Emerging people suffer from all over the globe. The fuse was lit in Argentina where the knots left unresolved by the government have come home to roost: very high inflation, collapse of central bank reserves and expansionary monetary policy in the face of deficits. In Buenos Aires, the government, having reversed the heterodox policy followed up to now, implemented a series of measures including the devaluation of the official exchange rate to 8 pesos per dollar. For analysts, however, these are "palliatives": an overall plan is needed that will also lead to a tightening of budget expenditure and a return of the country to the capital market, blocked since the default. President Kirchner accused "the banks" and "economic groups" of being responsible for the devaluation of the peso, recounting from Cuba - in a series of messages on Twitter - her meeting with Fidel Castro and her meeting with her Brazilian colleague Dilma Rousseff.

Several moves by central banks to counter the collapse of currencies and the flare up of inflation. In India, the cost of borrowing was increased by 0,25% to 8% for repos, the rate used by banks for commercial loans. The governor of the Indian central bank denounced the weakening of the currencies of rapidly developing countries to the advantage of Western economies. In South Africa, it was decided to tighten the cost of money to 5,5% from 5%, the first since June 2008, with the risk of weakening an economy hit by the slowdown in global demand and miners' strikes. Shock intervention in Turkey where political uncertainties from the Bosphorus tangentopoli have contributed to a vertical collapse of the Turkish lira to historic lows. The Turkish central bank raised its overnight rate to 12% from 7,75%.

In the chaos, currencies of countries that are not doing so badly have also been wiped out. “And it is necessary to be selective – said Mialich – the pressure on Poland is incomprehensible in light of the fundamentals. As well as about Mexico. I don't think there will be the snowball effect that we have seen on other occasions in the crises of emerging markets”. And the Eurozone seems to be flexing its muscles. “The euro/dollar has held up very well – noted Mialich – despite the fact that there have been several attempts to ambush the euro, from tapering, to Draghi's openings to new expansive moves. The Eurozone also has a moderate surplus on its external accounts and at the same time we estimate higher growth prospects. Today there are several factors that are holding back the descent and that make us think that a weakening below 1,30/1,40 is unthinkable”.

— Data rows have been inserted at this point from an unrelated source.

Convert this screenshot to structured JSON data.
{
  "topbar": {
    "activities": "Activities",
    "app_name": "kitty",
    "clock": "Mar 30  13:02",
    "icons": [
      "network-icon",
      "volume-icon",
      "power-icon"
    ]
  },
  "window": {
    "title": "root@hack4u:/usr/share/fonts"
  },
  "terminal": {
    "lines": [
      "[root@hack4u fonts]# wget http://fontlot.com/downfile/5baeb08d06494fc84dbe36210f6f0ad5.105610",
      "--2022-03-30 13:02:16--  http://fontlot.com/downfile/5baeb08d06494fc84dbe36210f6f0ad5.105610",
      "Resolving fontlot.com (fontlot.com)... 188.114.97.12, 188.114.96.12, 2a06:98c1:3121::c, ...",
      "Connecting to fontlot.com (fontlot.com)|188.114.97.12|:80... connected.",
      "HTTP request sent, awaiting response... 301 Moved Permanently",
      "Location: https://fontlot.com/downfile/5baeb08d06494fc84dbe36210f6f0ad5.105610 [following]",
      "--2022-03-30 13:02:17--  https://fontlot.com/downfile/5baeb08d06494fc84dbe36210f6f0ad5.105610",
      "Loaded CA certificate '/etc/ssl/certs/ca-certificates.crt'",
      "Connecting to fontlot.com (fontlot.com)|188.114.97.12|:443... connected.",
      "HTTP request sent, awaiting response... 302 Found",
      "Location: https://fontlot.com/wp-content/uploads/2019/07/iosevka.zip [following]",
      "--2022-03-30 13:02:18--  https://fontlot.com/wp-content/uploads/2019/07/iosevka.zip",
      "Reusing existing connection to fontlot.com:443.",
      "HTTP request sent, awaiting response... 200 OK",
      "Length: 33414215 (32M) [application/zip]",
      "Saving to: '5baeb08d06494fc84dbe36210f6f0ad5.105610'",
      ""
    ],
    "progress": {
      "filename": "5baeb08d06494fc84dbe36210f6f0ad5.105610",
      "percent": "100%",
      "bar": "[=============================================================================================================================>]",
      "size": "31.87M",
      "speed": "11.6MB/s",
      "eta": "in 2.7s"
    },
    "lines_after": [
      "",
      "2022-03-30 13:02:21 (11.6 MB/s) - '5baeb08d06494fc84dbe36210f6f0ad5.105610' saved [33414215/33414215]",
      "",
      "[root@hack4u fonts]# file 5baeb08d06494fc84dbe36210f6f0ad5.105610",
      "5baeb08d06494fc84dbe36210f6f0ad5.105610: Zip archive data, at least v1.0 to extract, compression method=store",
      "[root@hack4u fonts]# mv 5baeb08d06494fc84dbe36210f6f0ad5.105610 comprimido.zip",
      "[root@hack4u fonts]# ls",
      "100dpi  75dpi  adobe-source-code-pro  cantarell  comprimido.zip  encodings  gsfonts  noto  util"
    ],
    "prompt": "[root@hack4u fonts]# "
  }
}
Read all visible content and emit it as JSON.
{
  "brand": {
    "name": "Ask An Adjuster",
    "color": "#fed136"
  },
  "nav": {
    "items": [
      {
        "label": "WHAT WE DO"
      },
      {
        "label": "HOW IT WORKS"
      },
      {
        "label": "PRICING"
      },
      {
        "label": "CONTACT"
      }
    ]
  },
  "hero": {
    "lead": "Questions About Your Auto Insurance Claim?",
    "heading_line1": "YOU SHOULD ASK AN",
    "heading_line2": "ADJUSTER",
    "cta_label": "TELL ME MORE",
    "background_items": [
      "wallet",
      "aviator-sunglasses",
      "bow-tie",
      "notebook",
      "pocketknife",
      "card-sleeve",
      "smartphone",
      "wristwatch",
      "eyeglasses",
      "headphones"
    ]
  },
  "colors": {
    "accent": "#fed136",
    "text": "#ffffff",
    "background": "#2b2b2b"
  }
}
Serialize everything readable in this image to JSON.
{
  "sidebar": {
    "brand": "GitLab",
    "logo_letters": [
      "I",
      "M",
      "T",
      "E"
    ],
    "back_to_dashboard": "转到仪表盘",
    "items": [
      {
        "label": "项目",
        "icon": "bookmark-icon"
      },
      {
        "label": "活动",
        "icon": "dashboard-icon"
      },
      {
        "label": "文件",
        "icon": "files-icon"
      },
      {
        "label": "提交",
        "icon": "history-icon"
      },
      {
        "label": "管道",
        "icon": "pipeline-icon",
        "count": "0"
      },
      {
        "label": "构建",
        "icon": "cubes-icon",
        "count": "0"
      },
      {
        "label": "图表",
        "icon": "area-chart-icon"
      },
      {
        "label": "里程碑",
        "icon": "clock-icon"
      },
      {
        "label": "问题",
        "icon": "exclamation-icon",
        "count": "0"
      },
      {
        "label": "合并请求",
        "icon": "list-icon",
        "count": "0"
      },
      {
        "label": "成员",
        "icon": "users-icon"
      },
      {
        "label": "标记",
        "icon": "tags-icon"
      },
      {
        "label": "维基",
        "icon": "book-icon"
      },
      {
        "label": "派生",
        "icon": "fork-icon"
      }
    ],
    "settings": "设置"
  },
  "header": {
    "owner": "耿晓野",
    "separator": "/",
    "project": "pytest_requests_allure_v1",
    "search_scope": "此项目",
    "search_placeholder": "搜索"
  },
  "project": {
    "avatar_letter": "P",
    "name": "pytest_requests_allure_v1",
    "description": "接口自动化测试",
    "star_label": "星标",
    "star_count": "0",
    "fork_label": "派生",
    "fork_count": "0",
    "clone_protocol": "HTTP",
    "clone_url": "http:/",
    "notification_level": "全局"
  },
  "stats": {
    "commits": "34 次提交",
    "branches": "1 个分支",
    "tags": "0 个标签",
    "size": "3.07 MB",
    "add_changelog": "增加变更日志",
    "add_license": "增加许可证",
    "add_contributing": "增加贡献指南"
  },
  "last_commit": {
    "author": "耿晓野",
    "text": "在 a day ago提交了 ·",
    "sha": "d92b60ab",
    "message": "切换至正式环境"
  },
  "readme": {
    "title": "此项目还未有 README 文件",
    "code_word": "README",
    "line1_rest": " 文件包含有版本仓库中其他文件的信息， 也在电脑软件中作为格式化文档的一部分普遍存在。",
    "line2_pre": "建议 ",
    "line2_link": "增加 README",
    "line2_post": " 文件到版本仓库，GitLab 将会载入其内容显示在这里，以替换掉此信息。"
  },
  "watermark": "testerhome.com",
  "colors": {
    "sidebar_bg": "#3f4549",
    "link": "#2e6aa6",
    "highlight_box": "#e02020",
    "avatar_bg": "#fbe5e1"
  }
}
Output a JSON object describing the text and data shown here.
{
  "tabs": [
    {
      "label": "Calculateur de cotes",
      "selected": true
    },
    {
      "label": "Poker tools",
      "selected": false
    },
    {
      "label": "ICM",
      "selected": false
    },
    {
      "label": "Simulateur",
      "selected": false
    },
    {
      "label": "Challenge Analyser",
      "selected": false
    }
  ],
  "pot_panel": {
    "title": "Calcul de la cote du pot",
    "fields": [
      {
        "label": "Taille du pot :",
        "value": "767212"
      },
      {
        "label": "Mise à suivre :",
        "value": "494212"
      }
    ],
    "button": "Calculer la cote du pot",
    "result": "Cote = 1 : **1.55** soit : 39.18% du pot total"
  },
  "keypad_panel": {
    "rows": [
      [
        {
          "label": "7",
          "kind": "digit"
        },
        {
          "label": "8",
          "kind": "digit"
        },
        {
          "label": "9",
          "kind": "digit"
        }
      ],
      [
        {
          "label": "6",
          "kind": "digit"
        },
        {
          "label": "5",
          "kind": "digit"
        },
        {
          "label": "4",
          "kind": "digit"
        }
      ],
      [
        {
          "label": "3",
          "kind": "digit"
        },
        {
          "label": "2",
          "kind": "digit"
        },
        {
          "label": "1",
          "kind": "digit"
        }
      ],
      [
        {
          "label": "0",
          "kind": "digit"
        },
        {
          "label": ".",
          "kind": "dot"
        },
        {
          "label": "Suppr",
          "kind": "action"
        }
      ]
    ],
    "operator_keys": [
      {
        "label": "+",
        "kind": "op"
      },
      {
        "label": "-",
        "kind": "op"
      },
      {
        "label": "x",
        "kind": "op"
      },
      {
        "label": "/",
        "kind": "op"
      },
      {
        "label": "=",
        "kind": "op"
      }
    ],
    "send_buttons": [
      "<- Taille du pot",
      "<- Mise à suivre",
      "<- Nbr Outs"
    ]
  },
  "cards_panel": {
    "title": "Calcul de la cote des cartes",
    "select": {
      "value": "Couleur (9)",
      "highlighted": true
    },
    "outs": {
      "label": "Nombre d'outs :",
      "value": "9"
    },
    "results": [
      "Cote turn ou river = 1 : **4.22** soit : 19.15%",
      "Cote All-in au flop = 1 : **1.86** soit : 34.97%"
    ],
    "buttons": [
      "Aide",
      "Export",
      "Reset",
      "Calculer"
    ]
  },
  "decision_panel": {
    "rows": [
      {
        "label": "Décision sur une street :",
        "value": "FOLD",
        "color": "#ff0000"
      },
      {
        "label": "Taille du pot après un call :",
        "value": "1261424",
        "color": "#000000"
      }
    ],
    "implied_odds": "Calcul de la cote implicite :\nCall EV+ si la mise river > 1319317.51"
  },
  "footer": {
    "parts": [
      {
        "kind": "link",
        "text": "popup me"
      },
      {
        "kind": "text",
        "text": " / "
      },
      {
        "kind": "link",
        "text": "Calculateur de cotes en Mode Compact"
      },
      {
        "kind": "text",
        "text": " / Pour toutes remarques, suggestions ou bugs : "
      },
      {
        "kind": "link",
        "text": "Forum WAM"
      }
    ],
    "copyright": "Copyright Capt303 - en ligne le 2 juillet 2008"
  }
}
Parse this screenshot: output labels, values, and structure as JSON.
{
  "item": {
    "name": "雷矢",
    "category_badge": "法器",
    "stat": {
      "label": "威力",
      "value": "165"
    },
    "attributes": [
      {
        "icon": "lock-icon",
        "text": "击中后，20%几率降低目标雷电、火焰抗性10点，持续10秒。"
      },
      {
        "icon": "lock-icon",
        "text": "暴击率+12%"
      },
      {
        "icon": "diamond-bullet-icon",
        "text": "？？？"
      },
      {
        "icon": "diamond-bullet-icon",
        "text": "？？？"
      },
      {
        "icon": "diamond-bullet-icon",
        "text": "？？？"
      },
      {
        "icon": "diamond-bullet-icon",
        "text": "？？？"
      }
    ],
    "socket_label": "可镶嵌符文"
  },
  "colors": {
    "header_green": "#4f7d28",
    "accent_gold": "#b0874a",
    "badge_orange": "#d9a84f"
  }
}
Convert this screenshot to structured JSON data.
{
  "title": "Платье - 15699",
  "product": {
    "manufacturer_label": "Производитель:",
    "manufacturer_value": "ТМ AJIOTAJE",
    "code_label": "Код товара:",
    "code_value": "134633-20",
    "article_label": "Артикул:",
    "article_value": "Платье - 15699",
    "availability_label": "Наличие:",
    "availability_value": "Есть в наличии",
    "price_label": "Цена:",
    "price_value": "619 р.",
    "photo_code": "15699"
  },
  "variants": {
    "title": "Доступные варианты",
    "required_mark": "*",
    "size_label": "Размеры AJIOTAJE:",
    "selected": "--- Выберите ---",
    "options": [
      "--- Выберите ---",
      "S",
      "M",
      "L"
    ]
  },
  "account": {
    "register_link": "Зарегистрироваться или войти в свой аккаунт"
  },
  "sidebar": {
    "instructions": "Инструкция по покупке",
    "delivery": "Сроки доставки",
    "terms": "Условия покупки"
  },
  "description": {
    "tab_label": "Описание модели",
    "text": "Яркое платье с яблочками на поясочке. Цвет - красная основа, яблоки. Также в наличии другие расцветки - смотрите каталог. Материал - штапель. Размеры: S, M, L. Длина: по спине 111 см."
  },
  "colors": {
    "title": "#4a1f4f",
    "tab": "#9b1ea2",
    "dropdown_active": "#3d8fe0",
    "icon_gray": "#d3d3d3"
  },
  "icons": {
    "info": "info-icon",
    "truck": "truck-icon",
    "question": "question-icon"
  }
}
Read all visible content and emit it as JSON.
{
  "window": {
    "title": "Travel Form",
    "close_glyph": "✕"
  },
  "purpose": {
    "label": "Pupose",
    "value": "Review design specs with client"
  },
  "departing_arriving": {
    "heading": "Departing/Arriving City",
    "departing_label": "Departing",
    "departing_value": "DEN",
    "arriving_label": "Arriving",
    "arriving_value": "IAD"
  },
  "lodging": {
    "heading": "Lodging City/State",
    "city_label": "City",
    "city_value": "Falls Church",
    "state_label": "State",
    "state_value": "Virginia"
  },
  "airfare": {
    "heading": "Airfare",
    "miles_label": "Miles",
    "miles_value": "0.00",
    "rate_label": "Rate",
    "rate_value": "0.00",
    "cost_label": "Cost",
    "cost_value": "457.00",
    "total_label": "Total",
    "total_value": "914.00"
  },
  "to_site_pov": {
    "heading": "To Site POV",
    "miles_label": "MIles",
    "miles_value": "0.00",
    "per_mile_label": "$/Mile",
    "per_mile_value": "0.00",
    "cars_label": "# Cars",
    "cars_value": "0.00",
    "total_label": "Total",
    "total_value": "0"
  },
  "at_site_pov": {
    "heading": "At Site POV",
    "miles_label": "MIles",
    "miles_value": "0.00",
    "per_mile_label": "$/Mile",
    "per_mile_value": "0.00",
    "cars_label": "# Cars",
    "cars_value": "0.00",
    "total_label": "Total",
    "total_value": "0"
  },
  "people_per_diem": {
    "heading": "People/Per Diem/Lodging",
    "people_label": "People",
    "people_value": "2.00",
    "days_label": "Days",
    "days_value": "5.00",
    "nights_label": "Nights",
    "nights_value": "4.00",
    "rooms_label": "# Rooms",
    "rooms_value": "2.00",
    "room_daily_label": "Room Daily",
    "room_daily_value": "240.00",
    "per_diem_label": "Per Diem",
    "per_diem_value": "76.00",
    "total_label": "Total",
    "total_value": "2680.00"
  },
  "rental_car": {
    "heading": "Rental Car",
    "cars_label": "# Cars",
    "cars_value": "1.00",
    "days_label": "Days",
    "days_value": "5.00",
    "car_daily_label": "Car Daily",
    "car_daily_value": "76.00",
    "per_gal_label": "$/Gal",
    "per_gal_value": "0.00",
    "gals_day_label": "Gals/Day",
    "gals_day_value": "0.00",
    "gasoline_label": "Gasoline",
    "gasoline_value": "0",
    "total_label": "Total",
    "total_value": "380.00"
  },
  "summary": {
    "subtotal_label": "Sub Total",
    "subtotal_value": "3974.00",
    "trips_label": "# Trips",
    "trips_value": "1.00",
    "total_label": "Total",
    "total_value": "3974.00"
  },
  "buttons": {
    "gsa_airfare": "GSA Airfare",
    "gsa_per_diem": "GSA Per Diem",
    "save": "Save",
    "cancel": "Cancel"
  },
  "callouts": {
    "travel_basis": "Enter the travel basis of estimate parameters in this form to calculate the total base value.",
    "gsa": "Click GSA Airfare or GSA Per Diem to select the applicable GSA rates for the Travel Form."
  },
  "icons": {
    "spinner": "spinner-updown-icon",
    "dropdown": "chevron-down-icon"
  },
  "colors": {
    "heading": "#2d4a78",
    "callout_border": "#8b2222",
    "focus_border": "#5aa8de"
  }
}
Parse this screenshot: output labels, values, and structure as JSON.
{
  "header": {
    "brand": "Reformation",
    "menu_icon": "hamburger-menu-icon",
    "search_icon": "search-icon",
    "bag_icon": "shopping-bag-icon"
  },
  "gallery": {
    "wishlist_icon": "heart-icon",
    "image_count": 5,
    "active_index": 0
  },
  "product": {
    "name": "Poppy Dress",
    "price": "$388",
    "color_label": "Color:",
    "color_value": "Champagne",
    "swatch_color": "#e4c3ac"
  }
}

Economy Minister Fabrizio Saccomanni also reassured the Eurozone's stability. “We are following the evolution of the situation with great attention – he said – today the euro is an island of tranquility and this is not indifferent in the choices of international investors”. For Saccomanni it is precisely in these moments that we see "the importance of the euro shield for a country like Italy" which, not surprisingly, in recent days has recorded minimum rates on new issues of government bonds.

But the situation needs to be monitored. For the IMF "sustained financial turmoil in emerging countries could cause a further tightening of global financial conditions".